長時間労働をいとわなかった、若きコンサルタント時代
外資系コンサルティング会社というと、昼夜を問わずに働くタフなイメージがある。新卒でアクセンチュアに入社した長谷川氏も、やはり長時間労働をいとわないタイプだった。
「20代の頃は、先輩が土曜日に出社するのに『お前は出なくていいよ』と言われたら、『不公平だ。俺も出させろ!』と食ってかかるようなタイプでした(笑)。働いた分、先輩だけがスキルアップをしていくのはずるいと思っていたんですね」
しかし今は、働く時間の長さと優秀さは比例するものではなく、なるべく短い時間で生産性を上げるのが良いと考えるようになった。同氏が社長を務めるハンズラボでは、ほとんど残業のない労働環境を実現しており、有給休暇の100%消化を強力に推進している。
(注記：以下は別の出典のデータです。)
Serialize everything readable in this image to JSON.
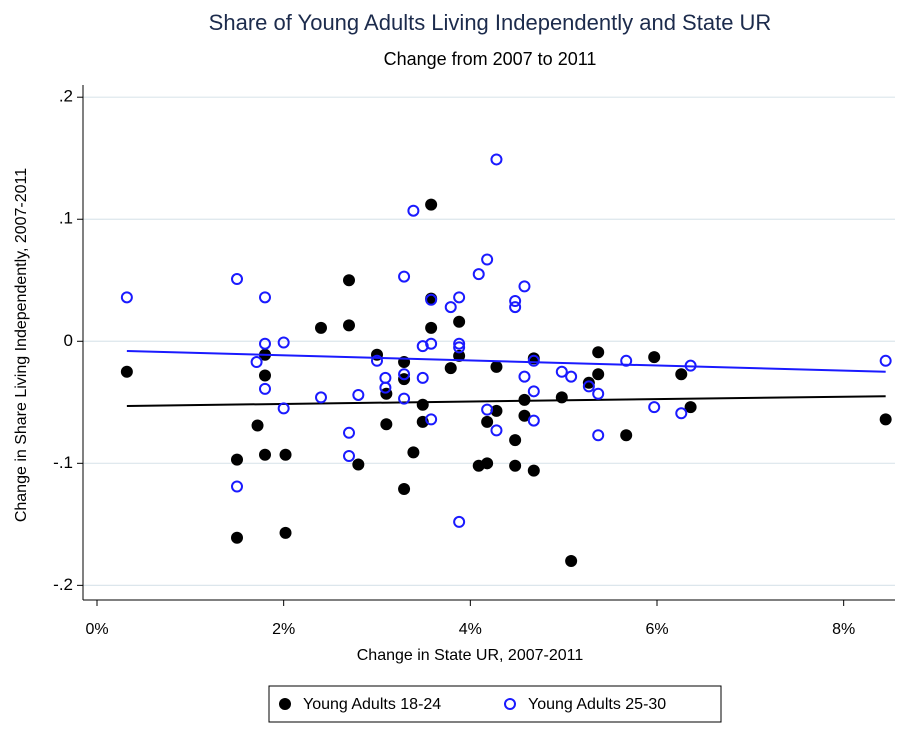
{
  "chart_data": {
    "type": "scatter",
    "title": "Share of Young Adults Living Independently and State UR",
    "subtitle": "Change from 2007 to 2011",
    "x_label": "Change in State UR, 2007-2011",
    "y_label": "Change in Share Living Independently, 2007-2011",
    "xlim": [
      -0.15,
      8.55
    ],
    "ylim": [
      -0.212,
      0.21
    ],
    "xticks": [
      {
        "value": 0,
        "label": "0%"
      },
      {
        "value": 2,
        "label": "2%"
      },
      {
        "value": 4,
        "label": "4%"
      },
      {
        "value": 6,
        "label": "6%"
      },
      {
        "value": 8,
        "label": "8%"
      }
    ],
    "yticks": [
      {
        "value": -0.2,
        "label": "-.2"
      },
      {
        "value": -0.1,
        "label": "-.1"
      },
      0,
      {
        "value": 0.1,
        "label": ".1"
      },
      {
        "value": 0.2,
        "label": ".2"
      }
    ],
    "grid": true,
    "legend": "bottom",
    "series": [
      {
        "name": "Young Adults 18-24",
        "color": "#000000",
        "marker": "filled",
        "x": [
          0.32,
          1.5,
          1.5,
          1.72,
          1.8,
          1.8,
          1.8,
          2.02,
          2.02,
          2.4,
          2.7,
          2.7,
          2.8,
          3.0,
          3.1,
          3.1,
          3.29,
          3.29,
          3.29,
          3.39,
          3.49,
          3.49,
          3.58,
          3.58,
          3.58,
          3.79,
          3.88,
          3.88,
          4.09,
          4.18,
          4.18,
          4.28,
          4.28,
          4.48,
          4.48,
          4.58,
          4.58,
          4.68,
          4.68,
          4.98,
          5.08,
          5.27,
          5.37,
          5.37,
          5.67,
          5.97,
          6.26,
          6.36,
          8.45
        ],
        "values": [
          -0.025,
          -0.097,
          -0.161,
          -0.069,
          -0.011,
          -0.028,
          -0.093,
          -0.093,
          -0.157,
          0.011,
          0.05,
          0.013,
          -0.101,
          -0.011,
          -0.043,
          -0.068,
          -0.017,
          -0.031,
          -0.121,
          -0.091,
          -0.052,
          -0.066,
          0.112,
          0.035,
          0.011,
          -0.022,
          0.016,
          -0.012,
          -0.102,
          -0.066,
          -0.1,
          -0.021,
          -0.057,
          -0.081,
          -0.102,
          -0.048,
          -0.061,
          -0.014,
          -0.106,
          -0.046,
          -0.18,
          -0.034,
          -0.009,
          -0.027,
          -0.077,
          -0.013,
          -0.027,
          -0.054,
          -0.064
        ],
        "fit_x": [
          0.32,
          8.45
        ],
        "fit_values": [
          -0.053,
          -0.045
        ]
      },
      {
        "name": "Young Adults 25-30",
        "color": "#1a1aff",
        "marker": "hollow",
        "x": [
          0.32,
          1.5,
          1.5,
          1.71,
          1.8,
          1.8,
          1.8,
          2.0,
          2.0,
          2.4,
          2.7,
          2.7,
          2.8,
          3.0,
          3.09,
          3.09,
          3.29,
          3.29,
          3.29,
          3.39,
          3.49,
          3.49,
          3.58,
          3.58,
          3.58,
          3.79,
          3.88,
          3.88,
          3.88,
          3.88,
          4.09,
          4.18,
          4.18,
          4.28,
          4.28,
          4.48,
          4.48,
          4.58,
          4.58,
          4.68,
          4.68,
          4.68,
          4.98,
          5.08,
          5.27,
          5.37,
          5.37,
          5.67,
          5.97,
          6.26,
          6.36,
          8.45
        ],
        "values": [
          0.036,
          0.051,
          -0.119,
          -0.017,
          0.036,
          -0.002,
          -0.039,
          -0.001,
          -0.055,
          -0.046,
          -0.075,
          -0.094,
          -0.044,
          -0.016,
          -0.03,
          -0.038,
          0.053,
          -0.027,
          -0.047,
          0.107,
          -0.004,
          -0.03,
          0.034,
          -0.002,
          -0.064,
          0.028,
          0.036,
          -0.002,
          -0.005,
          -0.148,
          0.055,
          0.067,
          -0.056,
          -0.073,
          0.149,
          0.033,
          0.028,
          0.045,
          -0.029,
          -0.041,
          -0.065,
          -0.016,
          -0.025,
          -0.029,
          -0.037,
          -0.043,
          -0.077,
          -0.016,
          -0.054,
          -0.059,
          -0.02,
          -0.016
        ],
        "fit_x": [
          0.32,
          8.45
        ],
        "fit_values": [
          -0.008,
          -0.025
        ]
      }
    ]
  }
}
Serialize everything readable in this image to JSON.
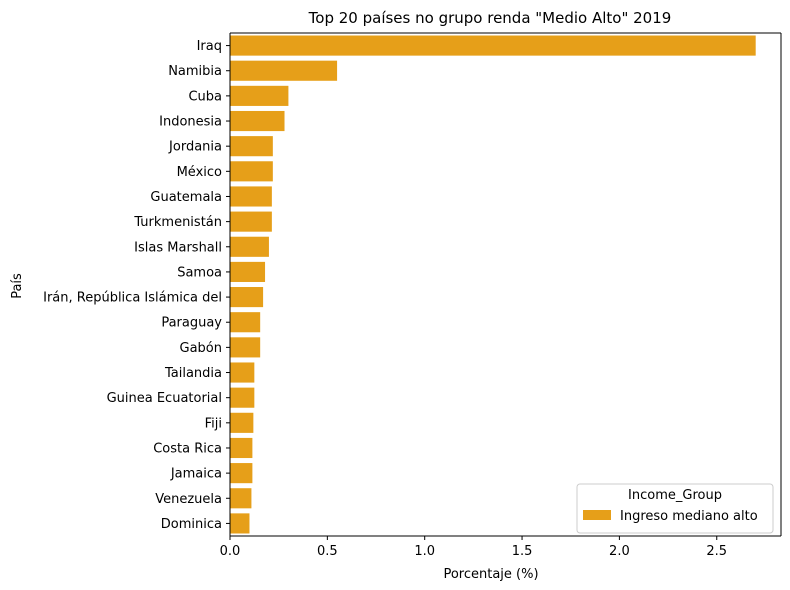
{
  "chart_data": {
    "type": "bar",
    "orientation": "horizontal",
    "title": "Top 20 países no grupo renda \"Medio Alto\" 2019",
    "xlabel": "Porcentaje (%)",
    "ylabel": "País",
    "xlim": [
      0,
      2.83
    ],
    "xticks": [
      "0.0",
      "0.5",
      "1.0",
      "1.5",
      "2.0",
      "2.5"
    ],
    "grid": false,
    "categories": [
      "Iraq",
      "Namibia",
      "Cuba",
      "Indonesia",
      "Jordania",
      "México",
      "Guatemala",
      "Turkmenistán",
      "Islas Marshall",
      "Samoa",
      "Irán, República Islámica del",
      "Paraguay",
      "Gabón",
      "Tailandia",
      "Guinea Ecuatorial",
      "Fiji",
      "Costa Rica",
      "Jamaica",
      "Venezuela",
      "Dominica"
    ],
    "series": [
      {
        "name": "Ingreso mediano alto",
        "color": "#e69f19",
        "values": [
          2.7,
          0.55,
          0.3,
          0.28,
          0.22,
          0.22,
          0.215,
          0.215,
          0.2,
          0.18,
          0.17,
          0.155,
          0.155,
          0.125,
          0.125,
          0.12,
          0.115,
          0.115,
          0.11,
          0.1
        ]
      }
    ],
    "legend": {
      "title": "Income_Group",
      "position": "bottom-right"
    }
  }
}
そんな“ホワイトな”経営者になるに至った背景には、アクセンチュア時代の英国での経験があったという。欧州諸国の労働時間は、統計的にも日本と比べて短いが、同じ会社のプロジェクトでも「国が変わるとここまでやり方が違う」ということを、長谷川氏は身をもって知ったのだ。
英国赴任で身についた“残業しない”働き方
まず驚いたのは、有給休暇に対する意識の違いだという。会議で進ちょくの遅れを指摘されたチームリーダーが「私、来週はバケーションでいないんです」と平然と答え、プロジェクトマネジャー(PM)も「それなら仕方ない」と他のメンバーに協力を要請する――そんな場面を見て、「休暇に対する権利意識」が大きく違うと感じたそうだ。
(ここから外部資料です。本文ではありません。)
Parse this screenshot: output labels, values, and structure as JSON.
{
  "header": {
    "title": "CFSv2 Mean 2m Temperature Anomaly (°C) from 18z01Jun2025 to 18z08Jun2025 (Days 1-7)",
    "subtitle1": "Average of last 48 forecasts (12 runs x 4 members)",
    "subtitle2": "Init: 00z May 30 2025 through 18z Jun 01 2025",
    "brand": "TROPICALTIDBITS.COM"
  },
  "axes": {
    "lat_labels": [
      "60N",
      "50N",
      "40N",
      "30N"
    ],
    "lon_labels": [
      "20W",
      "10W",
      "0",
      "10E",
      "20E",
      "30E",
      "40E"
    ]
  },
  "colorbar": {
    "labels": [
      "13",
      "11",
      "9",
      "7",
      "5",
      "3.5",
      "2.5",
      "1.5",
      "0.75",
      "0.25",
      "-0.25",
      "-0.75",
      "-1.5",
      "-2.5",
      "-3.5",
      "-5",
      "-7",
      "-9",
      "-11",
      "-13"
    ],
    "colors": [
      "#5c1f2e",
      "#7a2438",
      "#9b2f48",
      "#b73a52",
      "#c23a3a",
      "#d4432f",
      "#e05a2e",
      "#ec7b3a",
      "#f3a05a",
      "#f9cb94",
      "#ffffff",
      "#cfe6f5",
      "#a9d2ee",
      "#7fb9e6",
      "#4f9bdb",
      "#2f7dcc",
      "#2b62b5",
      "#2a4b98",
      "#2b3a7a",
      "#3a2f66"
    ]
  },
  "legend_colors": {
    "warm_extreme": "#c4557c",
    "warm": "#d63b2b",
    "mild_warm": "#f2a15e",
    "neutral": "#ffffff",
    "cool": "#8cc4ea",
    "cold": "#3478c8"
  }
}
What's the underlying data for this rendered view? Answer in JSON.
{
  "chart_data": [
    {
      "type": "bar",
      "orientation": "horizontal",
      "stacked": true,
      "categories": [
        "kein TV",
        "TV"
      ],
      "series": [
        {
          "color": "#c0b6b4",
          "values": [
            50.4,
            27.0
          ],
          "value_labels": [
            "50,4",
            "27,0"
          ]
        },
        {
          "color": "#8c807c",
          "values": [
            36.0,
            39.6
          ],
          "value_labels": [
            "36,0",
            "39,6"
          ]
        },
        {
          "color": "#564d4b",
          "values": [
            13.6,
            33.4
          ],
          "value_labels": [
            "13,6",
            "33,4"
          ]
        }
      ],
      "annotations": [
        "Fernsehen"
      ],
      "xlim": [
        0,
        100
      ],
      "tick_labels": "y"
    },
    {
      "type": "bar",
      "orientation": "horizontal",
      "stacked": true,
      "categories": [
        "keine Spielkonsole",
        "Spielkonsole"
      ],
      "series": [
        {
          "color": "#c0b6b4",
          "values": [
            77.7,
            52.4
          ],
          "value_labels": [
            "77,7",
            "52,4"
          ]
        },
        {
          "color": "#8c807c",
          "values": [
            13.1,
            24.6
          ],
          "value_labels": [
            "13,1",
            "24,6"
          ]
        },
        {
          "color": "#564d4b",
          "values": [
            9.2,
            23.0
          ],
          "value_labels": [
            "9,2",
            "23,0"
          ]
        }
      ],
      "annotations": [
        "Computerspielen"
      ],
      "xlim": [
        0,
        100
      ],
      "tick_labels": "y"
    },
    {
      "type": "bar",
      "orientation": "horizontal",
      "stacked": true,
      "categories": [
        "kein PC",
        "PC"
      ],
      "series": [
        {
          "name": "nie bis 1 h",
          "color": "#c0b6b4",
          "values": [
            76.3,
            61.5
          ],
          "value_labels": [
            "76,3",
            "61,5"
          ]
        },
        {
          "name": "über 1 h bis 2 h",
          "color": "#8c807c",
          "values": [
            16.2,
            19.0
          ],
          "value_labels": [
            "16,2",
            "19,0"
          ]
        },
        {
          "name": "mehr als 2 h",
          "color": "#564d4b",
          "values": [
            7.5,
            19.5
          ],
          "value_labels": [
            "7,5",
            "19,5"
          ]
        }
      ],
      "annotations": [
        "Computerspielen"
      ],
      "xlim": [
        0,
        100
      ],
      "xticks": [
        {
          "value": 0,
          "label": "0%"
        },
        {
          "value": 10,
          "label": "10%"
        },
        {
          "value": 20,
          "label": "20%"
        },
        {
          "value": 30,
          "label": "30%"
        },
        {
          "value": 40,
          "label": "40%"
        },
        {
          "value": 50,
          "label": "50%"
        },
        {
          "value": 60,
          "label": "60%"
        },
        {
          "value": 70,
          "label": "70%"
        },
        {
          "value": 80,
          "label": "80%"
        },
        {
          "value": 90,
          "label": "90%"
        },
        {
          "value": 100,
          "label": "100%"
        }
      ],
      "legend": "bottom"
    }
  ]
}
日々の労働時間に対する考え方も、日本のシステム開発の現場とは全く違っていた。プロジェクトに入ったばかりの日本人が「最初だからやる気を見せよう」とちょっと残業をしたら、PMが飛んできて怒ったのだ。「入ったばかりのメンバーに残業するほど仕事があるはずはない。何をやっているんだ!」と問われたのだが、PMがそこまでナーバスになるのには、理由があった。日本でシステム開発の費用を見積もる場合、必要な工数を出し、さらに残業分も見込んで人件費を計算することがほとんどだろう。だが、英国のプロジェクトでは、「残業はない」という前提で見積もりされていたのだ。
「見積もりには、バッファはスケジュールに入れているとしても、残業をする前提での時間チャージは組み込まれていない。そりゃ、PMが飛んできて怒りますよね。残業したら赤字になるわけですから」
最初は「そんなんでプロジェクトは回るんかい!」と驚いた長谷川氏だが、日中に集中して仕事をし、時間になったらスパッとやめてプライベートを楽しむという欧州流の良さが分かるようになり、帰国後も残業をしない働き方が定着したという。